ALL RECIPES
Coconut Cream Pie


History & Charm
Coconut cream pie is a timeless American classic that gained popularity in the 19th century when coconuts became more widely available thanks to trade routes. With its buttery crust, creamy custard filling, and fluffy whipped cream topping, this pie quickly became a diner staple and a favorite on family dessert tables.
Ingrédients :
For the Pie Crust (or use store-bought baked shell):
- 1 ¼ cups all-purpose flour
- ½ tsp salt
- ½ cup unsalted butter (cold, cubed)
- 3–4 tbsp ice water
(or 1 pre-baked 9-inch pie shell if you want it quicker)
For the Coconut Cream Filling:
- 2/3 cup sugar
- 1/3 cup cornstarch
- ¼ tsp salt
- 3 cups whole milk
- 4 large egg yolks, lightly beaten
- 2 tbsp unsalted butter
- 1 tsp vanilla extract
- 1 cup sweetened shredded coconut
For the Whipped Topping:
- 1 cup heavy whipping cream (cold)
- 2 tbsp powdered sugar
- ½ tsp vanilla extract
- ¼ cup toasted coconut (for garnish)
Instructions
Step 1: Make the Pie Crust
- In a mixing bowl, whisk flour and salt.
- Cut in the cold butter using a pastry cutter or fork until mixture looks crumbly.
- Add ice water a tablespoon at a time until dough comes together.
- Shape into a disk, wrap, and chill for 30 minutes.
- Roll out, fit into a 9-inch pie dish, prick with fork, and blind bake at 375°F (190°C) for 20–25 minutes until golden. Cool completely.
(Skip this step if using a pre-baked crust.)
Step 2: Make the Coconut Cream Filling
- In a medium saucepan, whisk together sugar, cornstarch, and salt.
- Gradually whisk in milk until smooth.
- Cook over medium heat, stirring constantly, until mixture thickens and starts to bubble (about 7–10 minutes).
- Slowly whisk a small amount of hot mixture into the egg yolks to temper them. Then return egg mixture to saucepan.
- Cook for 2–3 minutes more, stirring, until thick and pudding-like.
- Remove from heat, stir in butter, vanilla, and shredded coconut.
- Pour filling into cooled pie crust, spread evenly, and let cool slightly.
- Cover with plastic wrap (touching surface to prevent skin) and refrigerate at least 4 hours or overnight.
Step 3: Make the Whipped Cream Topping
- In a cold mixing bowl, beat heavy cream, powdered sugar, and vanilla until stiff peaks form.

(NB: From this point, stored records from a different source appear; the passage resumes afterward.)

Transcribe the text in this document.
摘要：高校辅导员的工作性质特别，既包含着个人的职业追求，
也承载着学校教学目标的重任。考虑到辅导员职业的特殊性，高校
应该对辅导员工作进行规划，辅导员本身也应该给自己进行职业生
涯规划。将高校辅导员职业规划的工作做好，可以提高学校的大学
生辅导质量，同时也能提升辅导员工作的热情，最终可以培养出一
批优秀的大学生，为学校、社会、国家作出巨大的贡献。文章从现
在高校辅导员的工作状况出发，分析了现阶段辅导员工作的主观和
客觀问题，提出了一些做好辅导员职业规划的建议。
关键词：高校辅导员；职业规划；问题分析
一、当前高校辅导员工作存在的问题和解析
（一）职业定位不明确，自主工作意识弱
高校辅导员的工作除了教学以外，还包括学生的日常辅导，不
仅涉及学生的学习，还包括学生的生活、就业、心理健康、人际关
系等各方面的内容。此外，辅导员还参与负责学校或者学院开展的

- Spread or pipe whipped cream over chilled pie.
- Sprinkle with toasted coconut.
Tips & Variations
- Extra coconut flavor: Replace 1 cup of milk with coconut milk.
- Fancy look: Pipe whipped cream in swirls and sprinkle toasted coconut only in the center.
- Make it tropical: Add a splash of rum or coconut extract to the filling.
Benefits of Coconut Cream Pie
- Coconut provides healthy fats and fiber.
- Homemade custard is free of preservatives.
- Versatile dessert—perfect for Sunday dinners, holiday tables, or summer barbecues.
- Comfort food—its creamy texture and tropical flavor bring joy to every bite.